Hallo, hier auch Dienstunfall und Ruhestand. Die Kosten für den anerkannten Dienstunfall werden weiterhin zu 100 Prozent übernommen. Einzig habe ich das Problem, dass es beim Heilmittel Katalog Höchstsätze gelten, die sogar unter denen der GKV liegen. Kein Therapeut arbeitet zu diesen Sätzen . In der Kombi Beihilfe und PKV ubernimmt die PKV normalerweise die Differenz, hier steht der Verunfallte mit den Kosten alleine da.
Ich würde in deinem Fall mal nachfragen, auf welcher Rechtsgrundlage die Kosten nicht mehr übernommen werden sollen.
Benutzeravatar
tiefenseer
Beiträge: 485
Registriert: 16.03.2014 14:32
Behörde:

Re: Dienstunfallfürsorge vs. Beihilfe/PKV

Beitrag von tiefenseer »

Im BeamtVg heißt es

...(§§ 33, 34) Das Heilverfahren umfasst die notwendige ärztliche Behandlung, die notwendige Versorgung mit Arznei- und anderen Heilmitteln, Ausstattung mit Körperersatzstücken, orthopädischen und anderen Hilfsmitteln, die den Erfolg der Heilbehandlung sichern oder die Unfallfolgen erleichtern sollen, die notwendige Pflege)

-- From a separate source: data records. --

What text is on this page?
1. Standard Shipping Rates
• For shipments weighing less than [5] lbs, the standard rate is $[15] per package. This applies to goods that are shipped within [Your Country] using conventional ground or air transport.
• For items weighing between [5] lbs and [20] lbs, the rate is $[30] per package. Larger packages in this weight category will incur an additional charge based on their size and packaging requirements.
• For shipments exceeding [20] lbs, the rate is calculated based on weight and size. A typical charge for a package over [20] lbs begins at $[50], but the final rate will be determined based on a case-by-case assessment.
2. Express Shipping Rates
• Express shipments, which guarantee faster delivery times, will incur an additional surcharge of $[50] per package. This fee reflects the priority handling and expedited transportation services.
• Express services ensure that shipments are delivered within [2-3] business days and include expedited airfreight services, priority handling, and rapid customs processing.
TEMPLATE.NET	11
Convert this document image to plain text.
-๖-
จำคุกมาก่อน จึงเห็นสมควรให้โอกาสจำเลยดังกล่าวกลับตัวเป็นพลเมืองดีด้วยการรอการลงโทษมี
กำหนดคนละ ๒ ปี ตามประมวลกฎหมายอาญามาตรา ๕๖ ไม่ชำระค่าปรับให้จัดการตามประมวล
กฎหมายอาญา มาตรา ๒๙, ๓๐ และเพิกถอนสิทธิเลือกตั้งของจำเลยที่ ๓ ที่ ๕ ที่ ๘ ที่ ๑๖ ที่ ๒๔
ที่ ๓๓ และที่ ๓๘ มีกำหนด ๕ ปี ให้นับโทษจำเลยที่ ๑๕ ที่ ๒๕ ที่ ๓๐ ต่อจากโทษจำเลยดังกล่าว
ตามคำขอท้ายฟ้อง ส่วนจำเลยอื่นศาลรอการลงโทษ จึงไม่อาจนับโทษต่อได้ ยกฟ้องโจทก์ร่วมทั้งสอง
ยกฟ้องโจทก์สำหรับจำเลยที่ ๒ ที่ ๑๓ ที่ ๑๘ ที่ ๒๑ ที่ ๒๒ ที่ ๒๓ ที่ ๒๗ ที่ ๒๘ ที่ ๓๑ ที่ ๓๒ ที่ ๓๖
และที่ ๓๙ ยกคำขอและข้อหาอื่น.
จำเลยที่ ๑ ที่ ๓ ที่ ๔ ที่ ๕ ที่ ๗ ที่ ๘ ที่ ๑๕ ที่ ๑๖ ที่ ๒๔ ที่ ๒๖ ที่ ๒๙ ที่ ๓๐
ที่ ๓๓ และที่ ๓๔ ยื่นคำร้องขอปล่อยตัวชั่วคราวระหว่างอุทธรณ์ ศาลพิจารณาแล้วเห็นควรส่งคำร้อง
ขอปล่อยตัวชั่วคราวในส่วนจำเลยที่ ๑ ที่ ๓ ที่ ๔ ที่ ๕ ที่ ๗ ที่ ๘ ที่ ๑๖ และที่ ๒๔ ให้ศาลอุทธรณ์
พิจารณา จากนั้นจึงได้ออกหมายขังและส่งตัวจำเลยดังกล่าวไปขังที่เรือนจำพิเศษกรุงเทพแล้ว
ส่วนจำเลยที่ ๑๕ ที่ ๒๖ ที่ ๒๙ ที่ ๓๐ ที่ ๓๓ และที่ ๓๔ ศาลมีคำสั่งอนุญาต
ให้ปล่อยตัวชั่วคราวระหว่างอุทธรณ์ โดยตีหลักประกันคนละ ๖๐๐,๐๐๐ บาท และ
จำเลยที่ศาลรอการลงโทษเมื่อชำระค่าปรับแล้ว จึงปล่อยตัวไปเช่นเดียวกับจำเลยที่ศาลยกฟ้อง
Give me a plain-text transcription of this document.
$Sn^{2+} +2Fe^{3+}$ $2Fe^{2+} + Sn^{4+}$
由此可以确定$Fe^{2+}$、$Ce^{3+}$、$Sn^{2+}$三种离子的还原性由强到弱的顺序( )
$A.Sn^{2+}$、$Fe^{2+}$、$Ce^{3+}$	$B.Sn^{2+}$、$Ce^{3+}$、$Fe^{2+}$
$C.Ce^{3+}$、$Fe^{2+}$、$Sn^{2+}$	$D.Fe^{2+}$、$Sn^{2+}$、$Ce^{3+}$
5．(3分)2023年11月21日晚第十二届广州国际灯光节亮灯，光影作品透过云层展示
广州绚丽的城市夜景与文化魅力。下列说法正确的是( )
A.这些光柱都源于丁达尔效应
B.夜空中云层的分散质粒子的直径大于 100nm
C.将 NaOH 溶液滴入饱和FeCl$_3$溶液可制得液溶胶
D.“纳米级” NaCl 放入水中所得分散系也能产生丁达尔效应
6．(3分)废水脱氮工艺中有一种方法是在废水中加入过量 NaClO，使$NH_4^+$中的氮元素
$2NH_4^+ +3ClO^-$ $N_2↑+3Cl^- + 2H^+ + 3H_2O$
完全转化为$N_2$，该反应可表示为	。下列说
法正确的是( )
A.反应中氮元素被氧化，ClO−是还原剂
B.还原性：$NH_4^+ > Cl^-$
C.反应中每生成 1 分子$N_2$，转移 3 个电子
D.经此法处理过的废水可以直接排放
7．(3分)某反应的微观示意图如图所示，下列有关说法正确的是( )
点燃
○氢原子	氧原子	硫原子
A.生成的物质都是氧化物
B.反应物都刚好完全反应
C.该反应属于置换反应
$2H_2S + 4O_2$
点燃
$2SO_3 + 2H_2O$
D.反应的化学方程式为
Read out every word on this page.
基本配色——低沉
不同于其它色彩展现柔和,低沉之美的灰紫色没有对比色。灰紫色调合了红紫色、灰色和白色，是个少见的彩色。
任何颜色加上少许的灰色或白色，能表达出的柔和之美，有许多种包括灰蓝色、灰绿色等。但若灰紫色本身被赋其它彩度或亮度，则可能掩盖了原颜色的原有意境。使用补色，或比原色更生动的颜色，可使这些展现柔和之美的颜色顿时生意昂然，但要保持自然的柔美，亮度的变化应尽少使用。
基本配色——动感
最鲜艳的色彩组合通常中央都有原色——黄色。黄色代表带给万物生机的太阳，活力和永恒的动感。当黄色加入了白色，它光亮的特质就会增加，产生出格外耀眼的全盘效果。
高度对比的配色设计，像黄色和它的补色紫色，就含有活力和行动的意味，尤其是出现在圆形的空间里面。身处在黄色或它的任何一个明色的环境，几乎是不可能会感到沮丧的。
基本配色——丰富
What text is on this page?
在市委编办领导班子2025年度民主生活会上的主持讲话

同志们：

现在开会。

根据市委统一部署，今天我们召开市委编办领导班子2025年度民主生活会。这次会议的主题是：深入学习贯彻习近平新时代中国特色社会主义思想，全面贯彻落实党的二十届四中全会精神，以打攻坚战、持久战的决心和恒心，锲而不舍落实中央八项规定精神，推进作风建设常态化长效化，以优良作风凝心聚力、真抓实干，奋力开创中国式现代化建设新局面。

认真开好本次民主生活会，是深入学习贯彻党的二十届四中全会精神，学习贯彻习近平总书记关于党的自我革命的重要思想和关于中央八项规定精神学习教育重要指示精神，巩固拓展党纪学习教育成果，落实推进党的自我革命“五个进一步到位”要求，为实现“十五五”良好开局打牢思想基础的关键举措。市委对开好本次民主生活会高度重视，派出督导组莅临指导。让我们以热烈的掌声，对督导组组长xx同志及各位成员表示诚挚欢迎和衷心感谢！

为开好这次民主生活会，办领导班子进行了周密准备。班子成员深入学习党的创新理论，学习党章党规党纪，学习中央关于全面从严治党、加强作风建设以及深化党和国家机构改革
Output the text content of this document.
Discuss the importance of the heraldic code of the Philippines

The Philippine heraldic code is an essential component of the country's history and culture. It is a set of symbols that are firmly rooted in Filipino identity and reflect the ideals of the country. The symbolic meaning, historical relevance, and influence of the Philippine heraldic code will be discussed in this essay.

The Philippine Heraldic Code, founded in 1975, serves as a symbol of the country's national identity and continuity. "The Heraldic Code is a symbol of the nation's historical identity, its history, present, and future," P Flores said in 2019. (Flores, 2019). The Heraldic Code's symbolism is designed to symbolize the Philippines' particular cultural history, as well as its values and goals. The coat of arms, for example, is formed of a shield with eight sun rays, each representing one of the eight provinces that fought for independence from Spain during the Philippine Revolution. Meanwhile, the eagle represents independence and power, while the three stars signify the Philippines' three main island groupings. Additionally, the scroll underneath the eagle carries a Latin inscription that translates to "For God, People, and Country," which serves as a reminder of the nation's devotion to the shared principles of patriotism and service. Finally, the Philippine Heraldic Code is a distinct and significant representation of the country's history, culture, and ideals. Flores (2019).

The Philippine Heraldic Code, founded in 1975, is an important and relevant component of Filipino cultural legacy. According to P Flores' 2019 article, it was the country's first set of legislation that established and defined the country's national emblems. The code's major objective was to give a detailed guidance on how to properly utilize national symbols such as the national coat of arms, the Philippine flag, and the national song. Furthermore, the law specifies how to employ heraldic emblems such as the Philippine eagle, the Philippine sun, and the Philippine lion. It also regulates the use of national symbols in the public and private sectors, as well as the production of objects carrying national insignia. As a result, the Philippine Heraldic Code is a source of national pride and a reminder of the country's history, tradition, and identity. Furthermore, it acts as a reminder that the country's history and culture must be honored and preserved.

Von einem Eigenanteil des Verunfallten steht dort nix.

Kosten für stationäre und teilstationäre Krankenhausleistungen sind (nach Gesetzeslage) als angemessen anzusehen:
die vor- und nachstationäre Krankenhausbehandlung nach § 115a SGB V,
allgemeine Krankenhausleistungen (§ 2 Abs. 2 KHEntgG, § 2 Abs. 2 BPflV),
gesondert berechnete wahlärztliche Leistungen,
gesondert berechnete Unterkunft bis zu Höhe der Kosten eines Zweibettzimmers.
Aufwendungen für Behandlungen in Krankenhäusern nach § 107 Absatz 1 SGB V, die nicht nach §
108 SGB V zugelassen sind, sind nur insoweit als angemessen anzuerkennen, als sie den
Kosten (Behandlungs-, Unterkunfts- und Verpflegungskosten) entsprechen, die die dem Behandlungsort nächstgelegene Klinik der Maximalversorgung (Universitätsklinik nach § 108 SGB V) für
eine medizinisch gleichwertige Behandlung berechnen würde.

Lass dir den "Katalog" zeigen worauf sich die Kostenreduzierung Seitens der Unfallfürsorge begründet.
Ärgere Dich nicht über Deine Fehler und Schwächen, ohne sie bist Du zwar vollkommen, aber kein Mensch mehr.